Part of McClure Naismith's business plan for 2000-01 was to increase fee income by an ambitious 50 per cent and to double its staff by 2004. Managing partner Kenneth Chrystie proudly lights a cigar before telling me that last year was the Scottish firm's most successful year to date. Turnover is now around £10m, having increased by almost 20 per cent on last year. Profit per partner figures went up more than that, although Chrystie would not give details.
“But I must be honest,” he says. “We aren't as far forward with our recruitment as we would have wished. The reason for that is simply the enormous difficulty of finding the right people for our important areas of work. It's a very tight market at the moment. Our standards are high; we're pretty choosy and, inevitably, the good people are difficult to attract. You can hire bodies, but bodies are no good.”
Traditionally, the firm has grown -organically, with the exception of a merger in the 1980s with Andersen & Gardener. Even now, with growth being key, Chrystie has no intention of expanding if it sacrifices control: independence is paramount. But he is confident that by 2004 the firm will have met its recruitment target, even if it is the hard way. There are 24 partners and 83 other fee-earners across three offices in Glasgow, Edinburgh and, most recently, London, which opened in 1991.
The main areas targeted for growth are commercial, intellectual property, construction law and banking. John Blackwood has joined as a partner from the Bank of Scotland to build those sides of the business. “We mustn't ignore the commercial property side and litigation, both of which are enjoying record figures for the last year,” says Chrystie. A number of new associates have joined recently from rival firms such as McGrigor Donald, Stephenson Harwood and PricewaterhouseCoopers' (PwC) legal arm PwC Legal.
“I put the success down to hard work”, Chrystie says. “We work very effectively as a team. We've also had some outstanding work over the past year – for one, the biggest ever management buyout in Scotland, Kyndall International Limited. It was led by Brian Megson and was worth £208m.”
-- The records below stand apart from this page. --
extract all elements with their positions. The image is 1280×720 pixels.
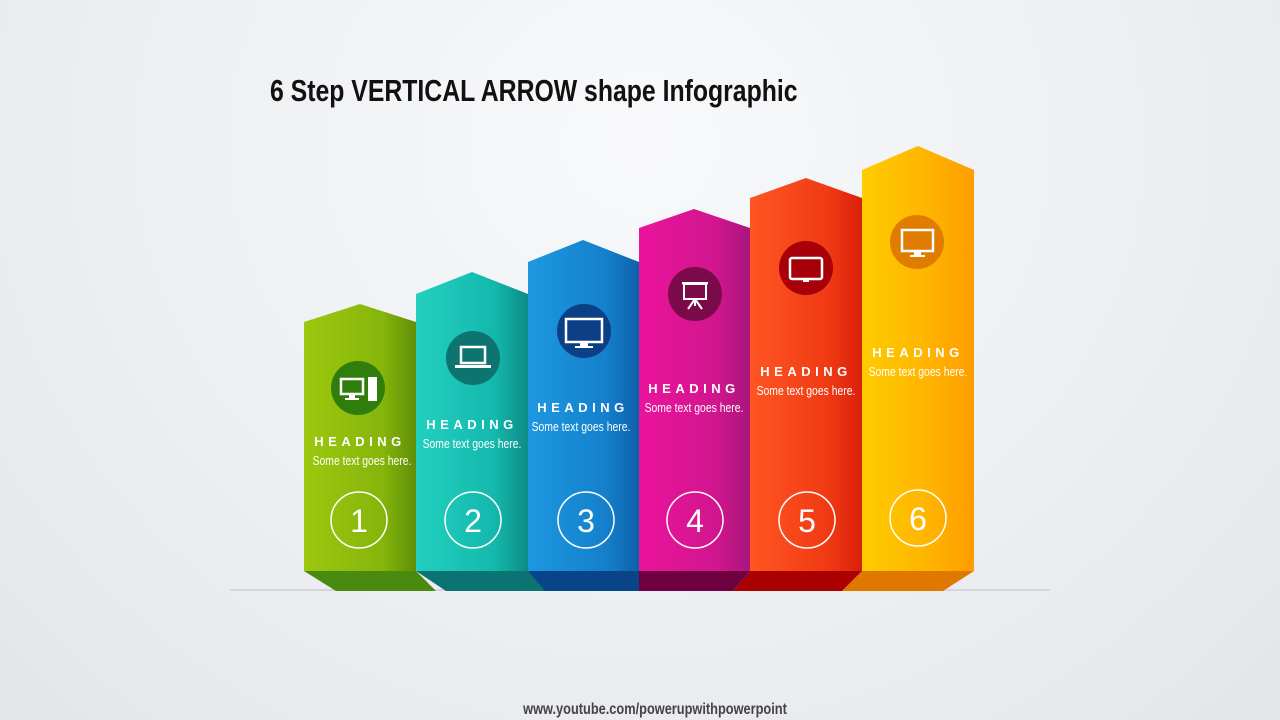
number 1	[331, 492, 387, 548]
icon: laptop	[446, 331, 500, 385]
footer url: www.youtube.com/powerupwithpowerpoint	[522, 701, 787, 718]
text block 6	[869, 345, 967, 379]
text block 4: Some text goes here.	[645, 401, 743, 415]
text block 6: Some text goes here.	[869, 365, 967, 379]
number 5	[779, 492, 835, 548]
text block 2: HEADING	[426, 417, 518, 432]
text block 2: Some text goes here.	[423, 437, 521, 451]
number 6: 6	[909, 501, 927, 537]
text block 1: Some text goes here.	[313, 454, 411, 468]
bar 1	[304, 304, 416, 571]
text block 1	[313, 434, 411, 468]
bar 5	[750, 178, 862, 571]
text block 6: HEADING	[872, 345, 964, 360]
bar 6	[862, 146, 974, 571]
text block 3	[532, 400, 630, 434]
icon: monitor	[890, 215, 944, 269]
number 3	[558, 492, 614, 548]
text block 4: HEADING	[648, 381, 740, 396]
text block 4	[645, 381, 743, 415]
icon: desktop computer	[331, 361, 385, 415]
number 4	[667, 492, 723, 548]
number 6	[890, 490, 946, 546]
icon: presentation board	[668, 267, 722, 321]
bar 4	[639, 209, 750, 571]
bar 2	[416, 272, 528, 571]
text block 2	[423, 417, 521, 451]
text block 5	[757, 364, 855, 398]
number 2	[445, 492, 501, 548]
text block 3: HEADING	[537, 400, 629, 415]
icon: tablet	[779, 241, 833, 295]
text block 3: Some text goes here.	[532, 420, 630, 434]
text block 1: HEADING	[314, 434, 406, 449]
number 3: 3	[577, 503, 595, 539]
number 2: 2	[464, 503, 482, 539]
icon: monitor	[557, 304, 611, 358]
text block 5: HEADING	[760, 364, 852, 379]
bottom strips	[304, 571, 974, 591]
bar 3	[528, 240, 639, 571]
title: 6 Step VERTICAL ARROW shape Infographic	[270, 73, 798, 108]
number 5: 5	[798, 503, 816, 539]
number 4: 4	[686, 503, 704, 539]
number 1: 1	[350, 503, 368, 539]
text block 5: Some text goes here.	[757, 384, 855, 398]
The firm has also been responsible for the flotation of Murgitroyd, Scotland's foremost patent agent, resulting in a 30 per cent rise in its share price. Edinburgh-based partner Peter Wilson dealt with all the Scottish aspects of the recent Pernod Ricard purchase of Seagram for £5.5bn. The firm also acted for Norsk Hydro Ventures in relation to a £6m investment in Ocean Power Delivery and in the sale of Hydro Seafood.
New clients won in the past 18 months include Chivas Regal, Dynamic Earth, a top Scottish tourist attraction, and Livingston Football Club. There have been a number of significant PFI deals for companies such as Bowater Zenith and HPG.
In 2000, the firm invested £1m in a new IT system. Chrystie says: “Inevitably in a firm this size, there were one or two sceptics about what it would achieve for us, but I think everyone's extremely impressed. It's improved our ability to service clients and communicate with them.”